Colombia landslide: Long clean-up, fading hope
SALGAR, Colombia – Residents of the Colombian town hit by a massive landslide began a difficult clean-up Tuesday, as rescuers resumed the increasingly hopeless search for those still missing after a disaster that claimed at least 64 lives.
After spending the night in shelters, residents of La Margarita, the hardest-hit town, returned to the ruins of their community to search for missing family members or shovel out the mud that filled their homes.
Rescue workers, meanwhile, resumed the search for victims, which they had to call off overnight as the heavy rains that triggered the landslide continued pounding the area.
With the help of residents and specially trained dogs, they swept the area looking for more bodies buried in the mud and hoping to find some of the missing still alive.
But hope was growing slim as the death toll continued to rise. The national disaster management agency said Tuesday morning that at least 64 people were killed in the landslide, increasing its previous toll by two.
Forensics experts have identified 18 of the bodies, which will undergo autopsies in the city of Medellín.
“It’s horrible. There are no words for it. It’s like a dream, like coming in for a landing when you see the magnitude of the disaster,” said Nora Quinceño, who was sleeping like most locals when the disaster struck around 3 a.m. Monday.

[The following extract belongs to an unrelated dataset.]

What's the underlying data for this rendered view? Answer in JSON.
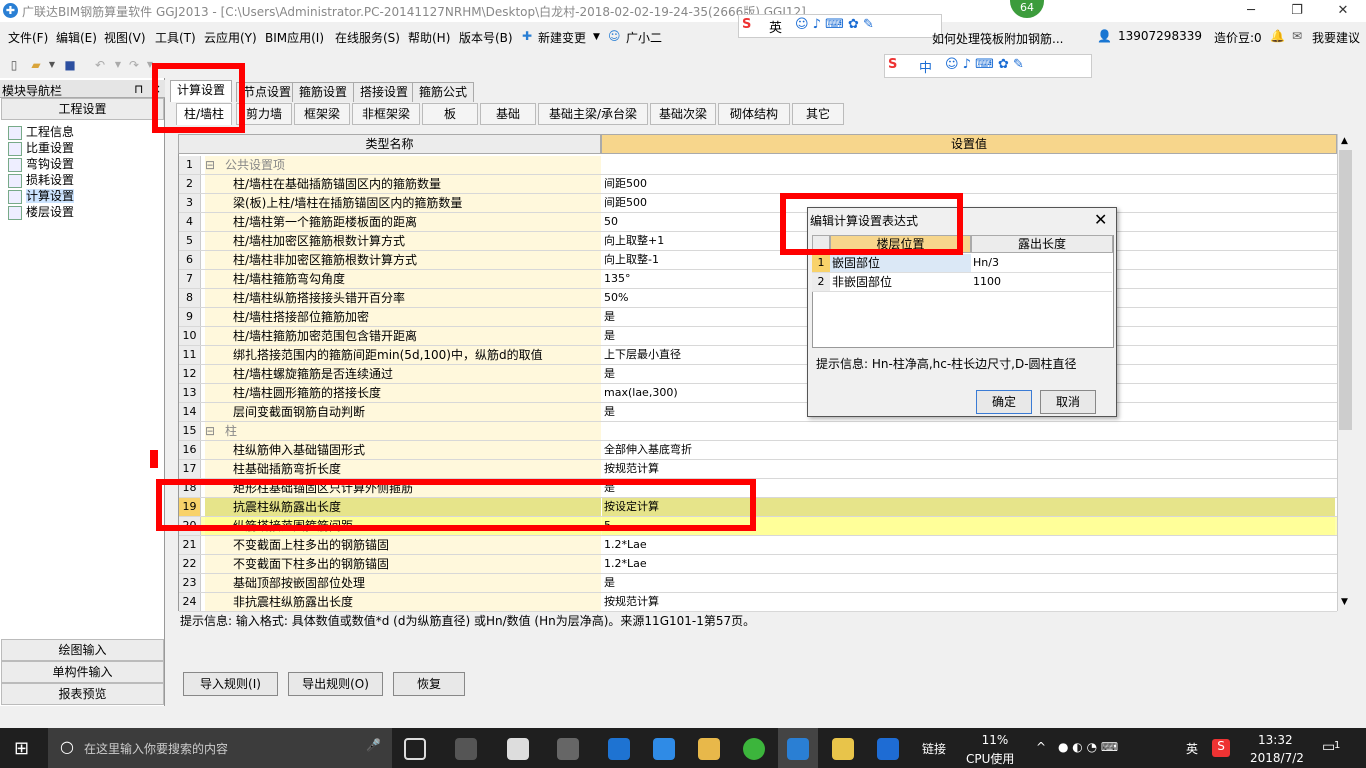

At least 40 people were injured in the landslide, which tore through the municipality of Salgar in the mountains of northwest Colombia after the Liboriana River burst its banks and sent a flood of mud rushing down a ravine.
“I had a daughter and granddaughter living there who were swept away. We’re at a loss, we don’t have anywhere to go,” Omar Londono, another survivor, told AFP.
Electricity and water service have still not been restored to the area, but dump trucks arrived to cart off loads of mud and debris.
President Juan Manuel Santos, who visited the area Monday, promised residents: “We will not forget you.”
He described the scene as something out of Dante.
More than 350 emergency workers have been dispatched to the area to assess the damage, set up shelters, distribute drinking water, treat the injured and provide psychological counseling.
Santa Margarita, which the local mayor said was practically “wiped off the map,” is one of four towns that make up Salgar, a municipality of 17,000 people in the department of Antioquia.
Rescue workers met first thing Tuesday morning in a Salgar church to coordinate the complicated search for victims.
“The rain fell all night, the river’s current swelled again and that is going to make recovering victims very difficult,” said Alfredo Vergara, the chief of the Salgar fire department.
The hope of finding the missing alive is growing ever slimmer, he said.
“I think what we’ll find now are bodies,” he told AFP.
Officials are monitoring the river to warn residents if there is a risk of another landslide.
Those who lost their homes are being housed in three temporary shelters and on coffee plantations, the main industry in the area.
“It’s not an easy situation. Whole families have been lost,” said César Ureña, the head of the Colombian Red Cross.
Colombia’s tropical climate and mountainous landscapes make it prone to landslides.
Salgar’s Municipal Development Plan for 2012 to 2015 had highlighted the risk of landslides in the area, local media reports said Tuesday.